A suo giudizio S. Agostino meritava una considerazione molto superiore a quella accordata da certi « gloriabundi falsi nominis scientia » ( De unit. mieti., conci. ) ai filosofi arabi.

Perciò nel suo trattato De homine le citazioni delle opere di Agostino sono assai frequenti.

Spira, però verso di loro una certa diffidenza, in rapporto a determinati problemi.

E la ragione di questa diffidenza viene espressamente dichiarata: S. Agostino è un platonico.

Accanto al nome di Agostino troviamo quelli di S. Girolamo, di S. Bernardo e di S. Anselmo; i quali vengono scomodati soltanto per questioni secondarie e particolari.

- Avrebbe dovuto nominare anche Gennadio; ma nel medioevo il De ecciesiasticis dogrnatibus, citato ripetutamente dall'Aquinate, era un libro più celebre del suo autore.

Maggiore interesse mostra S. Tommaso per lo Pseudo-Dionigi e per S. Giovanni Damasceno, appellandosi più volte alla loro sentenza.

Origene invece è ricordato più per i suoi errori, che per i suoi meriti.

Basilio è citato una volta, e più volte - abusivamente però - anche il suo fratello S. Gregorio di Nissa.

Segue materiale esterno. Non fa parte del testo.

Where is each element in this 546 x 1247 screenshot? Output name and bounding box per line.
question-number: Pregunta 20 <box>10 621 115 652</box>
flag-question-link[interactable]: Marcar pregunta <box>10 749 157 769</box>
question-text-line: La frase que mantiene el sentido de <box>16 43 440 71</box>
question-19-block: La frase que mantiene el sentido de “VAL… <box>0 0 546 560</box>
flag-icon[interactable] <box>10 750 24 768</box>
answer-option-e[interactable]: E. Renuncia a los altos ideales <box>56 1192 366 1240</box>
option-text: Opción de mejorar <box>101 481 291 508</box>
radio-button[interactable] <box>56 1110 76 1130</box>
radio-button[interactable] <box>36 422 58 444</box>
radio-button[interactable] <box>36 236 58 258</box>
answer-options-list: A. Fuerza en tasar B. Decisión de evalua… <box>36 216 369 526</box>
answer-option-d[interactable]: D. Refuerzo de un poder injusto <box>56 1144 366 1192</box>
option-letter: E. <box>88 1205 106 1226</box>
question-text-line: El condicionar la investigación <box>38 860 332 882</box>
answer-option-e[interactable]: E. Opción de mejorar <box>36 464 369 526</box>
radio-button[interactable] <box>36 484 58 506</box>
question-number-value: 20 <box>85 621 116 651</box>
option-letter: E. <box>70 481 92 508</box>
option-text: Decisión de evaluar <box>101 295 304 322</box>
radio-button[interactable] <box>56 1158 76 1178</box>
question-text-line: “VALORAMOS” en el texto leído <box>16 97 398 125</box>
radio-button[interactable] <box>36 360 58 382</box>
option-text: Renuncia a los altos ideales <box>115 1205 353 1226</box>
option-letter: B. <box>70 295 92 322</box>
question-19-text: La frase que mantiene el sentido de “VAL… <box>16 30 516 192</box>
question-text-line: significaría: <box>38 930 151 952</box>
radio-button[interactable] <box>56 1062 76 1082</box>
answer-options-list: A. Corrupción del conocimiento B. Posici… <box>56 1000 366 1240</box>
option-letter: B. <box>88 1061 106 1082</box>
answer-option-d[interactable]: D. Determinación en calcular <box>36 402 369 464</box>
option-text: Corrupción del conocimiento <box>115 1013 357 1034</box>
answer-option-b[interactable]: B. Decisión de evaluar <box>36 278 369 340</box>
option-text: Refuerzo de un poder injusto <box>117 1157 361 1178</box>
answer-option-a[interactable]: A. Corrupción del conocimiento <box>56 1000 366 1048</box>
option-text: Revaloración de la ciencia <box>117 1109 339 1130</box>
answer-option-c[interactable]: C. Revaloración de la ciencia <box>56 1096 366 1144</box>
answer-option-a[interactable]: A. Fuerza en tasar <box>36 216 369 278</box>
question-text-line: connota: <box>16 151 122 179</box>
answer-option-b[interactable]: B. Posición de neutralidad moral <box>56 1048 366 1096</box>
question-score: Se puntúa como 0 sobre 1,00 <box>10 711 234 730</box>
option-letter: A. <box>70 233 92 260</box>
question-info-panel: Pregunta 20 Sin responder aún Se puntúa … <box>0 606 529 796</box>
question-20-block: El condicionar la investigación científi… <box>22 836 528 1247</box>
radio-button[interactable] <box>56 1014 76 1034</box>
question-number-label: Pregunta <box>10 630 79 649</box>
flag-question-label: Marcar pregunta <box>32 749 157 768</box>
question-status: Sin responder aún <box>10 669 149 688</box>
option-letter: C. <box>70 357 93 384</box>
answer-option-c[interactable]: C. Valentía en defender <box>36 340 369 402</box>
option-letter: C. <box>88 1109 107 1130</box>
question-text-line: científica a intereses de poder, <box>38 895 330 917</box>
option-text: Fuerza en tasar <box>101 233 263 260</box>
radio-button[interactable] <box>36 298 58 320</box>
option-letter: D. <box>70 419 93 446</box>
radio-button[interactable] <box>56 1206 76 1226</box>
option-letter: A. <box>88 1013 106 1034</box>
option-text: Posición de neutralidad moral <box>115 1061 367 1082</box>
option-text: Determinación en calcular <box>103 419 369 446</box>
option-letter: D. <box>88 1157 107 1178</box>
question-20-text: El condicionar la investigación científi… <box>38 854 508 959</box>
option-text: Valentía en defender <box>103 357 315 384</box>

A quest'ultimo nel medioevo si attribuiva il De natura hominis, che appartiene invece a Nemesio, che fu Vescovo di Emesa in Fenicia ai primi del secolo V.

- Da notarsi che Nemesio, come lo Pseudo-Dionigi, era un platonico.

Perciò bisogna onestamente riconoscere che S. Tommaso non faceva buon viso soltanto alle sue fonti aristoteliche; e che nella sua sintesi i motivi platonici non sono esclusi per sistema.